Intro to PostgreSQL generate_series

For a recent project, we wanted to efficiently present a week's worth of data, grouped by day, where each row represented the summary of an hour of activity.

While researching potential solutions, I came across the PostgreSQL generate_series function. I found it to be easy to use and could see it being useful again in the future. Let's take a look at some basic examples, then dive into a real-world usage example.

Basic examples

A series can be made up of numbers, spans of time, dates or more. A start and stop value is provided, and an optional step value.

This is a series from 1 to 4, with a step value of 2. The step value can also be negative which would make it count down (when the start value is greater than the stop value).

select * from generate_series(1,4,2);
 generate_series
-----------------
               1
               3

A series can also be made up of days. Here is an example from today, to 2 days from now, with a step value of 1 day.

select * from generate_series(now()::date, now()::date + interval '2 days', '1 day');
   generate_series
---------------------
 2016-09-20 00:00:00
 2016-09-21 00:00:00
 2016-09-22 00:00:00

Real-world problem, background info

For our real world example, things will get a little more complicated by combining a couple of queries. The real world example is the reporting example mentioned above, where we want a few days worth of activity, and output rows for each day, whether there were earnings or not.

The final result should look like this:

    date    |  sum
------------+-------
 2016-09-20 | 148.3
 2016-09-21 | 112.6
 2016-09-22 |

To better understand the data and the query, let's set up a table and some rows.

We'll insert some rows that summarize earnings for an employee, by hour, and we can put this in to a test database called test_db.

CREATE DATABASE test_db;

CREATE TABLE earnings (employee_id integer NOT NULL, hour timestamp NOT NULL, total numeric NOT NULL);

Employee "1" worked on September 20 and 21, but not on the 22nd.

insert into earnings (employee_id, hour, total) VALUES (1, '2016-09-20 08:00:00', 25.0);
insert into earnings (employee_id, hour, total) VALUES (1, '2016-09-20 09:00:00', 70.3);
insert into earnings (employee_id, hour, total) VALUES (1, '2016-09-20 10:00:00', 53.0);

insert into earnings (employee_id, hour, total) VALUES (1, '2016-09-21 08:00:00', 11.5);
insert into earnings (employee_id, hour, total) VALUES (1, '2016-09-21 09:00:00', 39.7);
insert into earnings (employee_id, hour, total) VALUES (1, '2016-09-21 10:00:00', 61.4);

You should have 6 rows in the earnings table now. Now that the data is in place, let's do some analysis.

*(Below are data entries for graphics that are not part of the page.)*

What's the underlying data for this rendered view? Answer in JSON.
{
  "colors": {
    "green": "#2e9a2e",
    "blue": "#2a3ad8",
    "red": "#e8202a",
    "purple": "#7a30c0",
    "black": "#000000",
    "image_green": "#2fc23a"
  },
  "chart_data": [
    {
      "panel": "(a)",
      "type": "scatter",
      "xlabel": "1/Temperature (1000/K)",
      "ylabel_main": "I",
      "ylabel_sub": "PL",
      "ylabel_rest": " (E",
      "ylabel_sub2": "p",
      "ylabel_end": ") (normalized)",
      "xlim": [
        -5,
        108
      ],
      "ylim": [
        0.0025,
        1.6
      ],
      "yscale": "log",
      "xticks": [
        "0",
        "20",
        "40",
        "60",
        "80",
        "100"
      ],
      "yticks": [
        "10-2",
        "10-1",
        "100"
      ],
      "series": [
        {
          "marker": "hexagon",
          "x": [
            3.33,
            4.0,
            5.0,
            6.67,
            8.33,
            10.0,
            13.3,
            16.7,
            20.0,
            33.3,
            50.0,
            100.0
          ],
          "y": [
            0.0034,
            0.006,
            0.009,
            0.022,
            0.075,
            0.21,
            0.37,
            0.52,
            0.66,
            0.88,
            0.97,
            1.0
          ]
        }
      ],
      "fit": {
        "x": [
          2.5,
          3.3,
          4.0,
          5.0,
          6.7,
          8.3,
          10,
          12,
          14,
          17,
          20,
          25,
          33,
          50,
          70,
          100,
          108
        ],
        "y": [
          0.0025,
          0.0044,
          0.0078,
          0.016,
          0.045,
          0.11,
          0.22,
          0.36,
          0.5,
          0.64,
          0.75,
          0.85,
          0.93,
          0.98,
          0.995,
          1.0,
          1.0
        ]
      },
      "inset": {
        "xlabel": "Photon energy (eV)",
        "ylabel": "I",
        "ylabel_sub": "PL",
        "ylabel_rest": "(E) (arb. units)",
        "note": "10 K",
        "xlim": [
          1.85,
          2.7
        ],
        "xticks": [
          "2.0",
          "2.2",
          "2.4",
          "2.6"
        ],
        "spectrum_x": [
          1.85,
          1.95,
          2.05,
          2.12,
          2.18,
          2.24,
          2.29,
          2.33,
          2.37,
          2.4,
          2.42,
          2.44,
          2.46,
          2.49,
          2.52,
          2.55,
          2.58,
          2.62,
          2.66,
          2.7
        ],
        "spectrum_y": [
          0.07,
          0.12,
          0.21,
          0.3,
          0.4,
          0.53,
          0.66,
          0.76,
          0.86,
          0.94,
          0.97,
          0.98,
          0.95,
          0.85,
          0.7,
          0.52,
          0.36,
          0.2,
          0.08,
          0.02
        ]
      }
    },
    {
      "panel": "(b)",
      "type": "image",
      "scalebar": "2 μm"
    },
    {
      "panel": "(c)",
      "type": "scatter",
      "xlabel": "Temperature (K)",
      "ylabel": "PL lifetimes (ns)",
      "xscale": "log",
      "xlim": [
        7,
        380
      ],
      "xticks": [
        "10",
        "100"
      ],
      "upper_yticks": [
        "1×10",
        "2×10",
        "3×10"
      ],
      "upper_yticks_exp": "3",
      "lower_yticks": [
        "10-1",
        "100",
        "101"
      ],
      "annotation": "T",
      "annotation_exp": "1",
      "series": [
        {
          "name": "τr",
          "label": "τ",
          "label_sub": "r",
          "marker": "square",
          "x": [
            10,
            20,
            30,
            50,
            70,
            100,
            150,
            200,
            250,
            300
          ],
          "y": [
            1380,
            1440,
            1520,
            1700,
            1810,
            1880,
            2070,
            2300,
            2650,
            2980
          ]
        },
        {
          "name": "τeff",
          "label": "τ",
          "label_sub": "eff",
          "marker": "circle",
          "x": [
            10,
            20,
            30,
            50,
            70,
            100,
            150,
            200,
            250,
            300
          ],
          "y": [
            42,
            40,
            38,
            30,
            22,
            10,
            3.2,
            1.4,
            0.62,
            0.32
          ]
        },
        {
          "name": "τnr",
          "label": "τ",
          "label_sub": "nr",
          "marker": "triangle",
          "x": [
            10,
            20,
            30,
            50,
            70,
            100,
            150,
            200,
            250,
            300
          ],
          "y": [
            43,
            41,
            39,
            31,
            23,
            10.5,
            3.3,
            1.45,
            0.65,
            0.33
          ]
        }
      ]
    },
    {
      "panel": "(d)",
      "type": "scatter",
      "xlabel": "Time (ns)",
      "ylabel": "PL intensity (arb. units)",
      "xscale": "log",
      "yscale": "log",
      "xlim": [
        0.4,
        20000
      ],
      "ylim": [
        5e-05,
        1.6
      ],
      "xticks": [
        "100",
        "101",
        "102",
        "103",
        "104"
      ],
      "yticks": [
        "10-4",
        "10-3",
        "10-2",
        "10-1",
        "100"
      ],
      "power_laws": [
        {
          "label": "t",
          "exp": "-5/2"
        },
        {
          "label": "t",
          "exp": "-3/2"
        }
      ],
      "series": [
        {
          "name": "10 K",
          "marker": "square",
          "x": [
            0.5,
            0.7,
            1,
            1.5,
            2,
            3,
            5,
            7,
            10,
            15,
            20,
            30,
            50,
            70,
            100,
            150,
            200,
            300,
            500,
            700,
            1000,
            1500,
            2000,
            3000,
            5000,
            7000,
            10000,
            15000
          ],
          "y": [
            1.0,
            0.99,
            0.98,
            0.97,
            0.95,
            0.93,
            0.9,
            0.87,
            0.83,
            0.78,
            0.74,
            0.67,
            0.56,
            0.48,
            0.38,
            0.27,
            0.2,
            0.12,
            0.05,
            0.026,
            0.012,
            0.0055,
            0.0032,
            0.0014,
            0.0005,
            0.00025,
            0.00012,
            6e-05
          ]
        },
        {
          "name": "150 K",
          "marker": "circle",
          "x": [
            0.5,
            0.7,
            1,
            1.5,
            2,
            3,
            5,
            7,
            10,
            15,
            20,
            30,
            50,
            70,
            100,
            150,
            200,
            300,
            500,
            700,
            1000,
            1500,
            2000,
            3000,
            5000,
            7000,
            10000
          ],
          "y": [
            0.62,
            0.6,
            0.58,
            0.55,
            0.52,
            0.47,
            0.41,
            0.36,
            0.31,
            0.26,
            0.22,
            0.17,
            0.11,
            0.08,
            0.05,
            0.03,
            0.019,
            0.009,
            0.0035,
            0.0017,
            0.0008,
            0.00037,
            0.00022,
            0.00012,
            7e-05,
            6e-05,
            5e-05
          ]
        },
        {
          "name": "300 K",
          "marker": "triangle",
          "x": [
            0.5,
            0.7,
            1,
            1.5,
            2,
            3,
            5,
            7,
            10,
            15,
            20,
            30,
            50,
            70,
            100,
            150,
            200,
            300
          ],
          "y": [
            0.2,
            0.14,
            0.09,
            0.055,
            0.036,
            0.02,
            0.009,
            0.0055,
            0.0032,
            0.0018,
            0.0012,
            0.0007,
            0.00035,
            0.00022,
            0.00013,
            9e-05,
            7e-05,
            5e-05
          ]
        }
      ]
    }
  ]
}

We can extract the date from each hour column timestamp, and group on that, so that we can create a daily sum of the total column.

SELECT to_char(hour, 'YYYY-MM-DD') as day, sum(total)
FROM earnings
GROUP BY day
ORDER BY day ASC;
    day     |  sum
------------+-------
 2016-09-20 | 148.3
 2016-09-21 | 112.6

Real-world problem, final solution

We know how to summarize earnings for days where we have database records, but what about days where there aren't any? That's where generate_series comes in!

Let's imagine a user wanted to see earnings for 3 days, from September 20 to 22. We generate a series with a step value of 1 day, for those start and end dates. We then do a left outer join on the earnings table by date. The final query looks like this:

SELECT
    series.date,
    sum(e.total)

FROM (
    select to_char(day, 'YYYY-MM-DD') as date FROM
    generate_series('2016-09-20'::date, '2016-09-22'::date, '1 day') as day
) series

LEFT OUTER JOIN (
    SELECT * from earnings
    WHERE hour >= '2016-09-20' AND hour <= '2016-09-22') AS e
    ON (series.date = to_char(e.hour, 'YYYY-MM-DD')
)

GROUP BY series.date
ORDER BY series.date;

The final result should look like this. Now the data is organized in a way that makes it easy to work with as a CSV file, or in a programming language. Nice!

    date    |  sum
------------+-------
 2016-09-20 | 148.3
 2016-09-21 | 112.6
 2016-09-22 |

That's all for now. Thanks for stopping by.